If BIOTRONIK Home Monitoring® is included with the purchase of an implantable Home Monitoring device (pacemaker, ICD CRT-D, CRT-P or ICM); BIOTRONIK provides access to the BIOTRONIK Home Monitoring web site via the internet and the equipment needed for the transmission of diagnostic data (hereinafter referred to as “CardioMessenger”) for up to the warranted lifetime of the implanted device. The CardioMessenger shall become the property of the purchaser when the CardioMessenger is delivered by BIOTRONIK to the patient. Upon termination of Home Monitoring, BIOTRONIK is entitled to reclaim the CardioMessenger from the patient and to discontinue Home Monitoring for this CardioMessenger. The physician may elect not to use or to terminate Home Monitoring at any time, however it remains the sole responsibility of the physician to: (a) communicate its use, or termination, of the Service to the patient; and (b) inform the patient that the CardioMessenger is not an emergency alert system and does not release the patient from his or her obligation to seek emergency care in the case of a medical emergency. Title to the CardioMessenger shall revert to BIOTRONIK in the event the CardioMessenger is returned to BIOTRONIK.

BIOTRONIK reserves the right to suspend or terminate Home Monitoring Service for a specific implantable device: 1) upon written request of the physician or the patient; 2) when the implantable device goes out of service for any reason; or 3) when there have been no data transmissions from this device to the HMSC for more than 90 consecutive days. BIOTRONIK is further entitled to terminate Service for a specific device immediately upon use of the CardioMessenger outside its intended purpose. 

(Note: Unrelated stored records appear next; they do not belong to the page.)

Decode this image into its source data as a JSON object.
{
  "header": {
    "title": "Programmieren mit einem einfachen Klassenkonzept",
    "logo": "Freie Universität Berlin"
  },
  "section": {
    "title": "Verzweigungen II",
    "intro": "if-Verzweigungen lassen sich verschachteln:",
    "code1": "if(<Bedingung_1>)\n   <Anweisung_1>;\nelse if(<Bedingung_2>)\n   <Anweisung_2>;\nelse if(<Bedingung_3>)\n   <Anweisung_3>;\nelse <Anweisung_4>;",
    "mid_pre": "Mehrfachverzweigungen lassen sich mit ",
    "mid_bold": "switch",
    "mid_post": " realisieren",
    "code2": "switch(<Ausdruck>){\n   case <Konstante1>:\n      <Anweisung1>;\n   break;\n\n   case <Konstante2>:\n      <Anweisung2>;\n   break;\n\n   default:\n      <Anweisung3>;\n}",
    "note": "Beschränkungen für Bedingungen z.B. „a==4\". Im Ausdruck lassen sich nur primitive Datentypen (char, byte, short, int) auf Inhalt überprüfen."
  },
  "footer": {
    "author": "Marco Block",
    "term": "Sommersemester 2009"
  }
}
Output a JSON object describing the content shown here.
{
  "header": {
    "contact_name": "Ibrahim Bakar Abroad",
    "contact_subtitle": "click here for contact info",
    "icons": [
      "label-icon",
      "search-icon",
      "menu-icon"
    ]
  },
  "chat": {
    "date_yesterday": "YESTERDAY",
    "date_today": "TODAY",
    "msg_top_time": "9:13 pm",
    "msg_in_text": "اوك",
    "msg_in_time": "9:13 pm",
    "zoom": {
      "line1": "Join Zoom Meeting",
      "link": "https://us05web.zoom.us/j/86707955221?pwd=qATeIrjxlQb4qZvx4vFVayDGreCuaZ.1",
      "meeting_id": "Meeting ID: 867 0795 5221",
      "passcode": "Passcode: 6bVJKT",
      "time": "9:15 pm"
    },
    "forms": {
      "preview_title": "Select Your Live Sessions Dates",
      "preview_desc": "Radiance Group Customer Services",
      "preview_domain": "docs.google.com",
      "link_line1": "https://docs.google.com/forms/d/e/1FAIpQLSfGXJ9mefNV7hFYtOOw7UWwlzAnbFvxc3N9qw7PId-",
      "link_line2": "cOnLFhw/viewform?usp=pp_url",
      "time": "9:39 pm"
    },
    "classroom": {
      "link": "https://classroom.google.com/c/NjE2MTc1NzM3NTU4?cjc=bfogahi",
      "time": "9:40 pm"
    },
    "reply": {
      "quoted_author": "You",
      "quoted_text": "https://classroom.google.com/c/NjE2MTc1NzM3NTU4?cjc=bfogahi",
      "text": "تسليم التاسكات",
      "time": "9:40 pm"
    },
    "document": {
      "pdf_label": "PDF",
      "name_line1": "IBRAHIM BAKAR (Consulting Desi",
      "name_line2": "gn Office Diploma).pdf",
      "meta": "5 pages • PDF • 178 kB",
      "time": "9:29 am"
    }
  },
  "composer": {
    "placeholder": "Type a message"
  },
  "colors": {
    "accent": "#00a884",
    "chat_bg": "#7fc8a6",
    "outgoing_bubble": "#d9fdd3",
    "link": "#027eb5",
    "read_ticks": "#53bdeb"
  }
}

BIOTRONIK may suspend or terminate user access to Home Monitoring: 1) upon written request of the physician; 2) for an individual user with no system login activity for a period of 90 days or more; or 3) for any user group when there has been no account activity by any authorized account user for a period of 180 consecutive days or more. BIOTRONIK may suspend distribution of CardioMessenger devices to the purchaser: 1) when there has been no system login activity by any authorized account user for a period of 90 days or more; or 2) if more than 50% of patients registered to the group have been “auto-deactivated” by the system following 60 or more days of non-transmission. 

In no event will BIOTRONIK be liable for any indirect, special, punitive, or consequential damages of any kind or nature whatsoever, suffered by the other party or any third party, including, without limitation, lost profits, business interruptions or other economic loss arising out of: (a) any use or failure to be able to use recorded or transmissible data; (b) the accuracy or completeness of patient information based on recorded or transmissible data; (c) services provided through the use of this information; or (d) any losses, liabilities or claims incurred or arising in connection with the use of incorrect or misleading information based on recorded or transmissible data.

Any and all disputes arising out of or in connection with these Terms, including any question regarding its existence, validity, interpretation, performance or termination, shall be referred to and finally resolved by arbitration by the Arbitration Service of Portland in Portland, Oregon. The law governing this agreement shall be the substantive law of the State of Oregon. If legal action is instituted to collect past-due amounts, additional sums as the court or arbitrator may adjudge reasonable as attorney fees and statutory costs and disbursements, along with interest at the maximum legal rate, will be the legal debt of the defendant in any such legal action. 

The purchaser agrees to be bound by these Terms and Conditions of Sale when purchasing products from BIOTRONIK.